No tocante à alegação do autor de desconhecimento do registro de nascimento, cumpre destacar que a simples ignorância do ato não configura erro substancial. O erro, para justificar a anulação de um registro civil, deve ser essencial e ter influenciado diretamente na manifestação de vontade. No presente caso, o autor participou ativamente de atos que reforçaram o vínculo paterno-filial, como o batismo da apelante, o que afasta a alegação de desconhecimento ou erro no momento do registro.
Ademais, o princípio da dignidade da pessoa humana, previsto no art. 1º, III, da Constituição Federal, impõe que o estado de filiação seja protegido e respeitado.
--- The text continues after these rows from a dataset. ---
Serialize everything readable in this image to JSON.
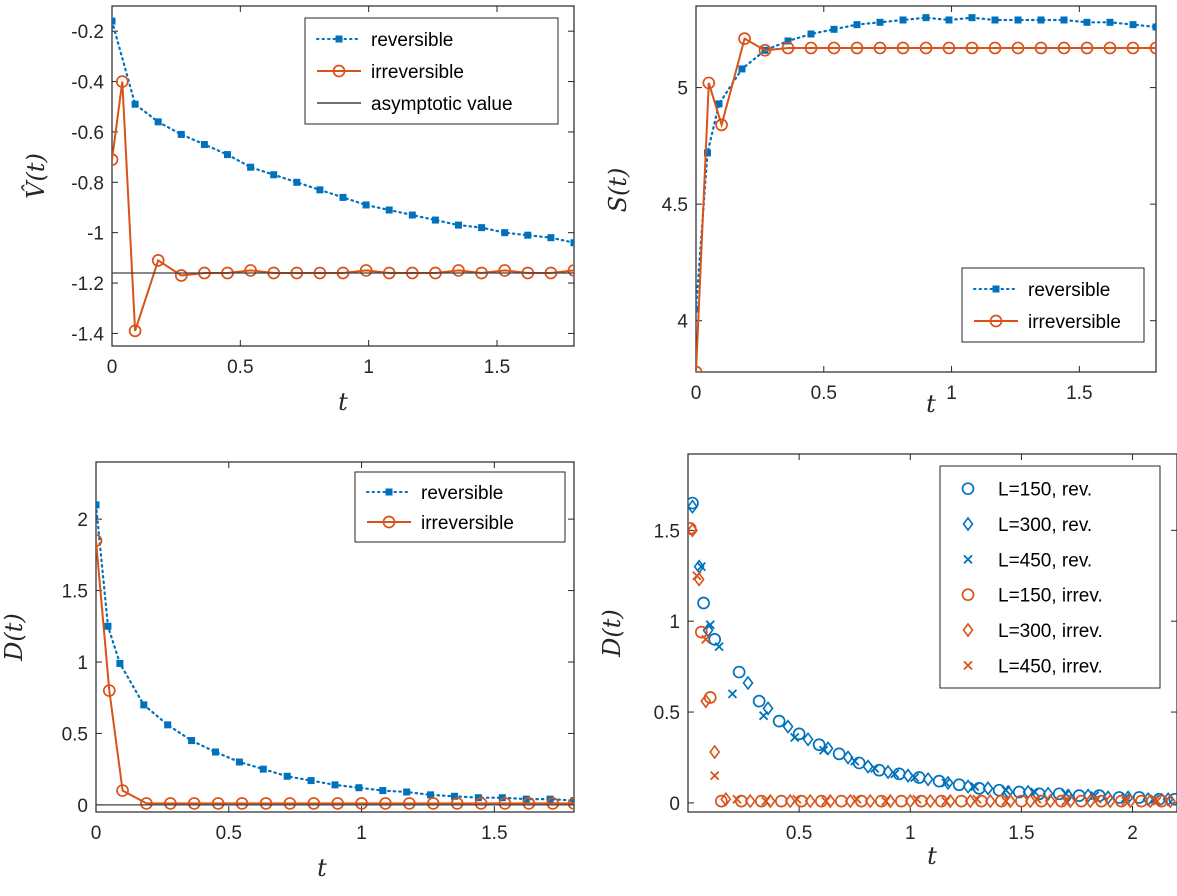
{
  "colors": {
    "blue": "#0072BD",
    "orange": "#D95319",
    "ref_line": "#404040",
    "axes": "#262626"
  },
  "chart_data": [
    {
      "type": "line",
      "title": "",
      "xlabel": "t",
      "ylabel": "V̂(t)",
      "xlim": [
        0,
        1.8
      ],
      "ylim": [
        -1.45,
        -0.1
      ],
      "xticks": [
        "0",
        "0.5",
        "1",
        "1.5"
      ],
      "yticks": [
        "-0.2",
        "-0.4",
        "-0.6",
        "-0.8",
        "-1",
        "-1.2",
        "-1.4"
      ],
      "legend_position": "top-right",
      "series": [
        {
          "name": "reversible",
          "style": "dotted-square",
          "x": [
            0,
            0.09,
            0.18,
            0.27,
            0.36,
            0.45,
            0.54,
            0.63,
            0.72,
            0.81,
            0.9,
            0.99,
            1.08,
            1.17,
            1.26,
            1.35,
            1.44,
            1.53,
            1.62,
            1.71,
            1.8
          ],
          "y": [
            -0.16,
            -0.49,
            -0.56,
            -0.61,
            -0.65,
            -0.69,
            -0.74,
            -0.77,
            -0.8,
            -0.83,
            -0.86,
            -0.89,
            -0.91,
            -0.93,
            -0.95,
            -0.97,
            -0.98,
            -1.0,
            -1.01,
            -1.02,
            -1.04
          ]
        },
        {
          "name": "irreversible",
          "style": "line-circle",
          "x": [
            0,
            0.04,
            0.09,
            0.18,
            0.27,
            0.36,
            0.45,
            0.54,
            0.63,
            0.72,
            0.81,
            0.9,
            0.99,
            1.08,
            1.17,
            1.26,
            1.35,
            1.44,
            1.53,
            1.62,
            1.71,
            1.8
          ],
          "y": [
            -0.71,
            -0.4,
            -1.39,
            -1.11,
            -1.17,
            -1.16,
            -1.16,
            -1.15,
            -1.16,
            -1.16,
            -1.16,
            -1.16,
            -1.15,
            -1.16,
            -1.16,
            -1.16,
            -1.15,
            -1.16,
            -1.15,
            -1.16,
            -1.16,
            -1.15
          ]
        },
        {
          "name": "asymptotic value",
          "style": "hline",
          "y": -1.16
        }
      ]
    },
    {
      "type": "line",
      "title": "",
      "xlabel": "t",
      "ylabel": "S(t)",
      "xlim": [
        0,
        1.8
      ],
      "ylim": [
        3.78,
        5.35
      ],
      "xticks": [
        "0",
        "0.5",
        "1",
        "1.5"
      ],
      "yticks": [
        "5",
        "4.5",
        "4"
      ],
      "legend_position": "bottom-right",
      "series": [
        {
          "name": "reversible",
          "style": "dotted-square",
          "x": [
            0,
            0.045,
            0.09,
            0.18,
            0.27,
            0.36,
            0.45,
            0.54,
            0.63,
            0.72,
            0.81,
            0.9,
            0.99,
            1.08,
            1.17,
            1.26,
            1.35,
            1.44,
            1.53,
            1.62,
            1.71,
            1.8
          ],
          "y": [
            4.05,
            4.72,
            4.93,
            5.08,
            5.16,
            5.2,
            5.23,
            5.25,
            5.27,
            5.28,
            5.29,
            5.3,
            5.29,
            5.3,
            5.29,
            5.29,
            5.29,
            5.29,
            5.28,
            5.28,
            5.27,
            5.26
          ]
        },
        {
          "name": "irreversible",
          "style": "line-circle",
          "x": [
            0,
            0.05,
            0.1,
            0.19,
            0.27,
            0.36,
            0.45,
            0.54,
            0.63,
            0.72,
            0.81,
            0.9,
            0.99,
            1.08,
            1.17,
            1.26,
            1.35,
            1.44,
            1.53,
            1.62,
            1.71,
            1.8
          ],
          "y": [
            3.78,
            5.02,
            4.84,
            5.21,
            5.16,
            5.17,
            5.17,
            5.17,
            5.17,
            5.17,
            5.17,
            5.17,
            5.17,
            5.17,
            5.17,
            5.17,
            5.17,
            5.17,
            5.17,
            5.17,
            5.17,
            5.17
          ]
        }
      ]
    },
    {
      "type": "line",
      "title": "",
      "xlabel": "t",
      "ylabel": "D(t)",
      "xlim": [
        0,
        1.8
      ],
      "ylim": [
        -0.05,
        2.4
      ],
      "xticks": [
        "0",
        "0.5",
        "1",
        "1.5"
      ],
      "yticks": [
        "2",
        "1.5",
        "1",
        "0.5",
        "0"
      ],
      "legend_position": "top-right",
      "series": [
        {
          "name": "reversible",
          "style": "dotted-square",
          "x": [
            0,
            0.045,
            0.09,
            0.18,
            0.27,
            0.36,
            0.45,
            0.54,
            0.63,
            0.72,
            0.81,
            0.9,
            0.99,
            1.08,
            1.17,
            1.26,
            1.35,
            1.44,
            1.53,
            1.62,
            1.71,
            1.8
          ],
          "y": [
            2.1,
            1.25,
            0.99,
            0.7,
            0.56,
            0.45,
            0.37,
            0.3,
            0.25,
            0.2,
            0.17,
            0.14,
            0.12,
            0.1,
            0.09,
            0.07,
            0.06,
            0.05,
            0.05,
            0.04,
            0.04,
            0.03
          ]
        },
        {
          "name": "irreversible",
          "style": "line-circle",
          "x": [
            0,
            0.05,
            0.1,
            0.19,
            0.28,
            0.37,
            0.46,
            0.55,
            0.64,
            0.73,
            0.82,
            0.91,
            1.0,
            1.09,
            1.18,
            1.27,
            1.36,
            1.45,
            1.54,
            1.63,
            1.72,
            1.8
          ],
          "y": [
            1.85,
            0.8,
            0.1,
            0.01,
            0.01,
            0.01,
            0.01,
            0.01,
            0.01,
            0.01,
            0.01,
            0.01,
            0.01,
            0.01,
            0.01,
            0.01,
            0.01,
            0.01,
            0.01,
            0.01,
            0.01,
            0.01
          ]
        },
        {
          "name": "",
          "style": "hline",
          "y": 0
        }
      ]
    },
    {
      "type": "scatter",
      "title": "",
      "xlabel": "t",
      "ylabel": "D(t)",
      "xlim": [
        0,
        2.2
      ],
      "ylim": [
        -0.05,
        1.92
      ],
      "xticks": [
        "0.5",
        "1",
        "1.5",
        "2"
      ],
      "yticks": [
        "1.5",
        "1",
        "0.5",
        "0"
      ],
      "legend_position": "top-right",
      "series": [
        {
          "name": "L=150, rev.",
          "marker": "circle",
          "color": "blue",
          "x": [
            0.02,
            0.07,
            0.12,
            0.23,
            0.32,
            0.41,
            0.5,
            0.59,
            0.68,
            0.77,
            0.86,
            0.95,
            1.04,
            1.13,
            1.22,
            1.31,
            1.4,
            1.49,
            1.58,
            1.67,
            1.76,
            1.85,
            1.94,
            2.03,
            2.12,
            2.19
          ],
          "y": [
            1.65,
            1.1,
            0.9,
            0.72,
            0.56,
            0.45,
            0.38,
            0.32,
            0.27,
            0.22,
            0.18,
            0.16,
            0.14,
            0.12,
            0.1,
            0.08,
            0.07,
            0.06,
            0.05,
            0.05,
            0.04,
            0.04,
            0.03,
            0.03,
            0.02,
            0.02
          ]
        },
        {
          "name": "L=300, rev.",
          "marker": "diamond",
          "color": "blue",
          "x": [
            0.02,
            0.05,
            0.09,
            0.27,
            0.36,
            0.45,
            0.54,
            0.63,
            0.72,
            0.81,
            0.9,
            0.99,
            1.08,
            1.17,
            1.26,
            1.35,
            1.44,
            1.53,
            1.62,
            1.71,
            1.8,
            1.89,
            1.98,
            2.07,
            2.16
          ],
          "y": [
            1.63,
            1.3,
            0.95,
            0.66,
            0.52,
            0.42,
            0.35,
            0.3,
            0.25,
            0.2,
            0.17,
            0.15,
            0.13,
            0.11,
            0.09,
            0.08,
            0.06,
            0.06,
            0.05,
            0.04,
            0.04,
            0.03,
            0.03,
            0.02,
            0.02
          ]
        },
        {
          "name": "L=450, rev.",
          "marker": "x",
          "color": "blue",
          "x": [
            0.06,
            0.1,
            0.14,
            0.2,
            0.34,
            0.48,
            0.61,
            0.75,
            0.84,
            0.93,
            1.02,
            1.16,
            1.29,
            1.43,
            1.56,
            1.7,
            1.83,
            1.97,
            2.1
          ],
          "y": [
            1.3,
            0.98,
            0.86,
            0.6,
            0.48,
            0.36,
            0.29,
            0.23,
            0.19,
            0.16,
            0.14,
            0.11,
            0.09,
            0.07,
            0.06,
            0.05,
            0.04,
            0.03,
            0.02
          ]
        },
        {
          "name": "L=150, irrev.",
          "marker": "circle",
          "color": "orange",
          "x": [
            0.01,
            0.06,
            0.1,
            0.15,
            0.24,
            0.33,
            0.42,
            0.51,
            0.6,
            0.69,
            0.78,
            0.87,
            0.96,
            1.05,
            1.14,
            1.23,
            1.32,
            1.41,
            1.5,
            1.59,
            1.68,
            1.77,
            1.86,
            1.95,
            2.04,
            2.13
          ],
          "y": [
            1.51,
            0.94,
            0.58,
            0.01,
            0.01,
            0.01,
            0.01,
            0.01,
            0.01,
            0.01,
            0.01,
            0.01,
            0.01,
            0.01,
            0.01,
            0.01,
            0.01,
            0.01,
            0.01,
            0.01,
            0.01,
            0.01,
            0.01,
            0.01,
            0.01,
            0.01
          ]
        },
        {
          "name": "L=300, irrev.",
          "marker": "diamond",
          "color": "orange",
          "x": [
            0.02,
            0.05,
            0.08,
            0.12,
            0.17,
            0.28,
            0.37,
            0.46,
            0.55,
            0.64,
            0.73,
            0.82,
            0.91,
            1.0,
            1.09,
            1.18,
            1.27,
            1.36,
            1.45,
            1.54,
            1.63,
            1.72,
            1.81,
            1.9,
            1.99,
            2.08,
            2.17
          ],
          "y": [
            1.5,
            1.23,
            0.56,
            0.28,
            0.02,
            0.01,
            0.01,
            0.01,
            0.01,
            0.01,
            0.01,
            0.01,
            0.01,
            0.01,
            0.01,
            0.01,
            0.01,
            0.01,
            0.01,
            0.01,
            0.01,
            0.01,
            0.01,
            0.01,
            0.01,
            0.01,
            0.01
          ]
        },
        {
          "name": "L=450, irrev.",
          "marker": "x",
          "color": "orange",
          "x": [
            0.04,
            0.08,
            0.12,
            0.22,
            0.35,
            0.49,
            0.62,
            0.76,
            0.89,
            1.03,
            1.16,
            1.3,
            1.43,
            1.57,
            1.7,
            1.84,
            1.97,
            2.11
          ],
          "y": [
            1.25,
            0.9,
            0.15,
            0.02,
            0.01,
            0.02,
            0.01,
            0.02,
            0.01,
            0.02,
            0.01,
            0.02,
            0.01,
            0.02,
            0.01,
            0.02,
            0.01,
            0.01
          ]
        }
      ]
    }
  ]
}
A desconstituição de um estado de filiação, sem prova cabal de erro, dolo ou coação, violaria esse princípio, ao submeter a apelante a uma situação de insegurança jurídica e emocional. A jurisprudência do STF também reconhece a importância da proteção ao estado de filiação como expressão da dignidade humana, conforme decidido no RE 898.060/MG.
Por fim, a manutenção do registro civil da apelante é medida que se impõe para garantir a estabilidade das relações familiares e o respeito aos direitos fundamentais. A jurisprudência tem sido firme no sentido de que, uma vez consolidado o vínculo socioafetivo, não se pode simplesmente desconstituí-lo com base em alegações frágeis e desprovidas de prova robusta. O STJ, no julgamento do REsp nº 1.348.718/SP, reafirmou que "o reconhecimento voluntário de paternidade não pode ser desfeito sem prova cabal de erro, dolo ou coação, em respeito ao princípio da segurança jurídica e à dignidade da pessoa humana".
Diante de todo o exposto, conclui-se que a sentença de primeiro grau desconsiderou os elementos probatórios, que evidenciam a existência de paternidade socioafetiva entre o autor e a apelante, bem como, a ausência de erro, dolo ou coação no ato do registro. Assim, a decisão recorrida, deve ser reformada para garantir o respeito aos direitos da apelante, especialmente ao seu direito de filiação, reconhecido constitucionalmente.
Ante o exposto, DOU PROVIMENTO ao recurso de apelação para reformar a sentença de primeiro grau e julgar improcedente a Ação Negatória de Paternidade c/c Anulação de Registro Civil, mantendo-se o registro civil da apelante como está.
É o voto.
Salvador/BA, datado e assinado eletronicamente.